A primeira foi o livro “O paraíso são os outros”, de Valter Hugo mãe. Nele, uma menina fala sobre como enxerga os casais. E nessa de divagar sobre o que, para ela, parece o amor, toca pontos importantes que, de tão simples, podem passar despercebidos àqueles que já viveram um bocado de anos. O livro deixa claro que a experiência de quem não viveu muito pode tornar visível partículas da realidade que vistas cansadas não enxergariam. Do seu jeito, a menina nos diz coisas diretas que parecem esquecidas com o tempo, como “a tristeza a gente respeita e, na primeira oportunidade, deita fora. É como algo descartável. Precisamos de usar, mas não é bom ficar guardada.”
A outra obra foi o filme “Projeto Flórida”, que está disponível na plataforma Amazon Prime. Muito diferente do que eu imaginava, o filme traz a história de Moonee, uma criança de 6 anos que mora com a mãe num motel nos arredores da Disney, em Orlando. A fotografia é deslumbrante, cores vivas típicas da Flórida, muito sorvete, passeios e brincadeiras, enquanto se descortina uma história forte com elementos que poderiam ser encontrados em bairros periféricos de todo mundo.
Do jeito que ela é contada, podemos sentir como é terna a relação com a mãe, enquanto se desdobram várias questões sobre maternidade, desamparo e desigualdade social. Quando as coisas ficam mais pesadas, é nossa mente adulta e experiente que entende o que aconteceu, nada fica muito evidente pela perspectiva da menina, como na cena em que um senhor é posto para fora das dependências do motel, pelo gerente, enquanto a menina assiste de longe, brincando sobre uma mesa de piquenique. Ou ainda quando um pai se desfaz de todos os brinquedos do filho, uma cena que poderia ser triste, mas que parece uma festa para as crianças que herdaram os brinquedos.

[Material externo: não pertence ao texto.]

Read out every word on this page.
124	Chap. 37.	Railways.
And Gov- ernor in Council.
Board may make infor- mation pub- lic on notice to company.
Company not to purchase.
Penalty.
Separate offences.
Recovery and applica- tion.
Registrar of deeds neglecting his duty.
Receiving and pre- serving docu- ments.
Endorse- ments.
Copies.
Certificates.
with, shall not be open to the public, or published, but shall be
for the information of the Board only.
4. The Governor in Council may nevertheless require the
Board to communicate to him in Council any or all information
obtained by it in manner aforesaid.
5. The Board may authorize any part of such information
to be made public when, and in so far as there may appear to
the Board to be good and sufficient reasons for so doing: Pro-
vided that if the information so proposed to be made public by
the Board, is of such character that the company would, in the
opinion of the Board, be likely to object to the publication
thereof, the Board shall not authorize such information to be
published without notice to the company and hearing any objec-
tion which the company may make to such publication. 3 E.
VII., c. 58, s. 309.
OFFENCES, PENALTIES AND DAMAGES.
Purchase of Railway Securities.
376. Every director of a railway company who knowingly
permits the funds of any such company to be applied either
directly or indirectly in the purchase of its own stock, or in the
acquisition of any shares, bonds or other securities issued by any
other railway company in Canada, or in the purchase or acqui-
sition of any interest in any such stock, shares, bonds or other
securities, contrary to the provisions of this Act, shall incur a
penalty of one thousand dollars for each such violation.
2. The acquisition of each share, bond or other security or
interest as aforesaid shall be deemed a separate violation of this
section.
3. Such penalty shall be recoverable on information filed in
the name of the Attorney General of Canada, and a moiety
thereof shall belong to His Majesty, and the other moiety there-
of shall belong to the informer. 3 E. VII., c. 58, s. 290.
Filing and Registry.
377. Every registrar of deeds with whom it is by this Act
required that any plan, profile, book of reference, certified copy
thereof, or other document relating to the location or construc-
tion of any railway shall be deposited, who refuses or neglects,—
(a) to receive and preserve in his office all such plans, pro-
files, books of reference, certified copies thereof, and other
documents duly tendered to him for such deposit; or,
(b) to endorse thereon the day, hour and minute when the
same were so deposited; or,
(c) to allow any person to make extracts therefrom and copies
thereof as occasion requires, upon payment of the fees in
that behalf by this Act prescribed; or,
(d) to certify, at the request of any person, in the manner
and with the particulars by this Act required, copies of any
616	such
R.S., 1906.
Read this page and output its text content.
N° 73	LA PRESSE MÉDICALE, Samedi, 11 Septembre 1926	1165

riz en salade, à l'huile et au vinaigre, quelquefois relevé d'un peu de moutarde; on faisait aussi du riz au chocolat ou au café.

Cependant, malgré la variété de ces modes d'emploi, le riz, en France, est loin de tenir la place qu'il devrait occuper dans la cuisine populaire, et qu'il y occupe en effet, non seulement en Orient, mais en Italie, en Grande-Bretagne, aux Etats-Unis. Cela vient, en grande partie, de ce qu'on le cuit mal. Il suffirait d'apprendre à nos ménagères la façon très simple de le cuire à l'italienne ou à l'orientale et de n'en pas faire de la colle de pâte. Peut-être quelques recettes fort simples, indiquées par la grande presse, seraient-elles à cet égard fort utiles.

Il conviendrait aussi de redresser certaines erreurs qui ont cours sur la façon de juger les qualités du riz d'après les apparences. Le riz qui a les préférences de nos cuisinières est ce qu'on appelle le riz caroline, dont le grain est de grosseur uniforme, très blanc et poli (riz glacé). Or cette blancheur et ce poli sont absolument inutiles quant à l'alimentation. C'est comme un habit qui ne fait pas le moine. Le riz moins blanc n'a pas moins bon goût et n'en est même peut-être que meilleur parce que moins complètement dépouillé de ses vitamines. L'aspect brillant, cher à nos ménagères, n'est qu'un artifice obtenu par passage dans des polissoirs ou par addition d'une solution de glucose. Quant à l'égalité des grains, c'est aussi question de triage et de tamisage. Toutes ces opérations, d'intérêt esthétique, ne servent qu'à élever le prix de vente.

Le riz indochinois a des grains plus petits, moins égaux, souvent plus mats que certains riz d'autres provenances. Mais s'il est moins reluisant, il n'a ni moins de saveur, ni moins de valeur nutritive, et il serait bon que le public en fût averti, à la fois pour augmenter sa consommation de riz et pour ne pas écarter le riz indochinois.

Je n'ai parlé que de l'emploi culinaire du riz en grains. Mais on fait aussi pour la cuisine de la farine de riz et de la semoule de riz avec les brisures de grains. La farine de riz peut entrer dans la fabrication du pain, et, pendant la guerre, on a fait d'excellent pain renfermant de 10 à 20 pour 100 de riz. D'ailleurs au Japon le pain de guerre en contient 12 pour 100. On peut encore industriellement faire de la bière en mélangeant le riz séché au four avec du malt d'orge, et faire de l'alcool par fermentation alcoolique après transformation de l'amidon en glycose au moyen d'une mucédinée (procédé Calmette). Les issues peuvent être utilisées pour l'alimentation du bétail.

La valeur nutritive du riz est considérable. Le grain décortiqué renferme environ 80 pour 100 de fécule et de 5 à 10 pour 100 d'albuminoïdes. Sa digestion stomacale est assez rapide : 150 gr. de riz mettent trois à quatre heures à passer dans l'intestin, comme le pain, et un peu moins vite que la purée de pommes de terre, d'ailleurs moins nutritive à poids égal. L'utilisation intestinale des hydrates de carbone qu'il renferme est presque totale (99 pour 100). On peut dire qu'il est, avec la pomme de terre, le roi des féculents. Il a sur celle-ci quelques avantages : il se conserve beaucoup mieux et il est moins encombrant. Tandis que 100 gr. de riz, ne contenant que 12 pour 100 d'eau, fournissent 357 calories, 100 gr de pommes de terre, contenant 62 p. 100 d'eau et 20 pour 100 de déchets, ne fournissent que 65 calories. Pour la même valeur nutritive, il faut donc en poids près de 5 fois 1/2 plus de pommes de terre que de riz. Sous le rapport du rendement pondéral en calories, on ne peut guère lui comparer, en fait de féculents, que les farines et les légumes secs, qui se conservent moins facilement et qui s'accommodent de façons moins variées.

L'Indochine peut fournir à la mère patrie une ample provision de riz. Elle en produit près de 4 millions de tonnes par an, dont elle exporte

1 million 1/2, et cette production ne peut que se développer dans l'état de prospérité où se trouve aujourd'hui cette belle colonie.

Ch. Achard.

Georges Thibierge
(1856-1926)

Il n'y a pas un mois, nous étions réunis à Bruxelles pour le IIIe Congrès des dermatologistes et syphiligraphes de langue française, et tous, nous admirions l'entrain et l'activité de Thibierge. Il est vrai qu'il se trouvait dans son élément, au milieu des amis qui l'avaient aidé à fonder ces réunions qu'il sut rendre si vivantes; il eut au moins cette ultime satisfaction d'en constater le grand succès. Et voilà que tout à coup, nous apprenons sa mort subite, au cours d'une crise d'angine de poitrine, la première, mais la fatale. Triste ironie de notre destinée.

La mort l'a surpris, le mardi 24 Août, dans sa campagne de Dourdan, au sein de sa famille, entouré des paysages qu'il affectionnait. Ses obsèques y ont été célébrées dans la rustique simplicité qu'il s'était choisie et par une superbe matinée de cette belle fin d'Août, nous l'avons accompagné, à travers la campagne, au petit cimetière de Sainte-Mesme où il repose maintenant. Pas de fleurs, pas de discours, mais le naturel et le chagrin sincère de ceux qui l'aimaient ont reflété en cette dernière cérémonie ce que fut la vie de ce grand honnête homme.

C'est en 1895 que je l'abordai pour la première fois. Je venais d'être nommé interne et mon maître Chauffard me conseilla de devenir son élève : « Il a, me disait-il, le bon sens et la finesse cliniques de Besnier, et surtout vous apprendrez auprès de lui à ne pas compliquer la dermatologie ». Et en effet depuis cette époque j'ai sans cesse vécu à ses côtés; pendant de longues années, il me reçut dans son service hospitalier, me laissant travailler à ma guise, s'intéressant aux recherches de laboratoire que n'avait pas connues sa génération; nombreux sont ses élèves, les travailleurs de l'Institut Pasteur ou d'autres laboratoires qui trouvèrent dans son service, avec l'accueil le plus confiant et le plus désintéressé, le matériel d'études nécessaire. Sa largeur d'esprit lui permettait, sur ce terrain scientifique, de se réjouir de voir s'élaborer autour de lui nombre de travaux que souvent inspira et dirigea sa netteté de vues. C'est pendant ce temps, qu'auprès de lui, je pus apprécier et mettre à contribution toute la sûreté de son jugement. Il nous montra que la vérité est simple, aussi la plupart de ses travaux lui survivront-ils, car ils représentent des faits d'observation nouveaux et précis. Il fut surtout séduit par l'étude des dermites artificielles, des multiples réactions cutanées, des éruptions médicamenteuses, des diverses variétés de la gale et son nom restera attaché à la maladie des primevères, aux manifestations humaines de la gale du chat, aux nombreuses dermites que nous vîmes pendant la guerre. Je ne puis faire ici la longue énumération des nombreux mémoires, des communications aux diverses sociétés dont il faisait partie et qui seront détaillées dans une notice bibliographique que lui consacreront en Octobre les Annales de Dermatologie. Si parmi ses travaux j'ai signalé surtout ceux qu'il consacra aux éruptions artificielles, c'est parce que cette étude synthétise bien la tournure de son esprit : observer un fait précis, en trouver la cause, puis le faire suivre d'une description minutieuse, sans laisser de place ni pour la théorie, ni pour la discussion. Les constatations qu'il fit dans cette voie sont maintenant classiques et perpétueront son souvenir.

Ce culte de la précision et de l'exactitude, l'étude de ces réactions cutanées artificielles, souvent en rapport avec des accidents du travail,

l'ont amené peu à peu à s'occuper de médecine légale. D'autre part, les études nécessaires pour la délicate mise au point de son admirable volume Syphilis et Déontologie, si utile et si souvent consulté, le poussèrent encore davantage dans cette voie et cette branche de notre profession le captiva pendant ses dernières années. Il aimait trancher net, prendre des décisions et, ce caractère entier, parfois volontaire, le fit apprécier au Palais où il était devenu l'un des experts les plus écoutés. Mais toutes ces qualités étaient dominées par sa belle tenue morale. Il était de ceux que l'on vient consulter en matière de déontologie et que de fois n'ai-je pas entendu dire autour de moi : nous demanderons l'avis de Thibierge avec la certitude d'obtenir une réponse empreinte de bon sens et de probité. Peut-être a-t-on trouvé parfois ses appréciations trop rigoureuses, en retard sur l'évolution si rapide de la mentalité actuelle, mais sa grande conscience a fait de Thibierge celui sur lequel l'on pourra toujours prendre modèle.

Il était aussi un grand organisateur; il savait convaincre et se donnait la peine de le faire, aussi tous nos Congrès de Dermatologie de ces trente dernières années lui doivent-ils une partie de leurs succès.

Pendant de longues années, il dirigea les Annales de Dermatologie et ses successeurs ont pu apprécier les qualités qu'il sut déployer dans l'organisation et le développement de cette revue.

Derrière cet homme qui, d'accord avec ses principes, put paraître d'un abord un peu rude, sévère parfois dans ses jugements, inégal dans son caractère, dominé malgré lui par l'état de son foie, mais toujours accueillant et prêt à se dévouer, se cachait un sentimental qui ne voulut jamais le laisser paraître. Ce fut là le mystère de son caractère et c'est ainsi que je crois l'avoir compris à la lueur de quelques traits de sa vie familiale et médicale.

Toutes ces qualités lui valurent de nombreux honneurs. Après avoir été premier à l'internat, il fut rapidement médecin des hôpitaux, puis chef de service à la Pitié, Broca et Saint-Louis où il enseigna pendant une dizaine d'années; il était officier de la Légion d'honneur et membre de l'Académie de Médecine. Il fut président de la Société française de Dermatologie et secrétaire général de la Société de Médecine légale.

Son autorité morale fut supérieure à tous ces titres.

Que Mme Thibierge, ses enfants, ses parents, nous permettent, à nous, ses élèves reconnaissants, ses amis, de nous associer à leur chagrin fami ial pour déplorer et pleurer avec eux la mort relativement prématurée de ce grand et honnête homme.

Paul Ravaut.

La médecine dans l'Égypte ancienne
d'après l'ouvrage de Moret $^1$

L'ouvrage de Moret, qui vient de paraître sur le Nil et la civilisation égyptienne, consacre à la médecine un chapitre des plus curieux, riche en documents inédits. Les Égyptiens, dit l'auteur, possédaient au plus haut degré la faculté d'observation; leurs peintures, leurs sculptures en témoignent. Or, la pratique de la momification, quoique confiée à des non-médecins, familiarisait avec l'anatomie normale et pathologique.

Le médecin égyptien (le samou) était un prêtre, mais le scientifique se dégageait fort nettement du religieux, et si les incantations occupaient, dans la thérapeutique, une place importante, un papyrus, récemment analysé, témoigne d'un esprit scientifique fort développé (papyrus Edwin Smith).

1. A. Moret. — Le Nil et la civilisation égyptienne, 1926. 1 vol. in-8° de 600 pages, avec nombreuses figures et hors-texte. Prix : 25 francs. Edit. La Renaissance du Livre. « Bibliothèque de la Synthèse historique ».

A história entrega muito mais nuances sem necessariamente ser direta. Acabei quebrando minha regra de ouro de não assistir filmes tristes, porque as cores alegres e a leveza inerente a infância deram a chance de tocar fundo sem necessariamente me abater. Terminei de assistir atordoada sem saber o que tinha achado. No fim das contas, os dois autores me enganaram certinho ao colocar as meninas para contar histórias que chegaram de fininho, feito criança arteira, ao meu coração.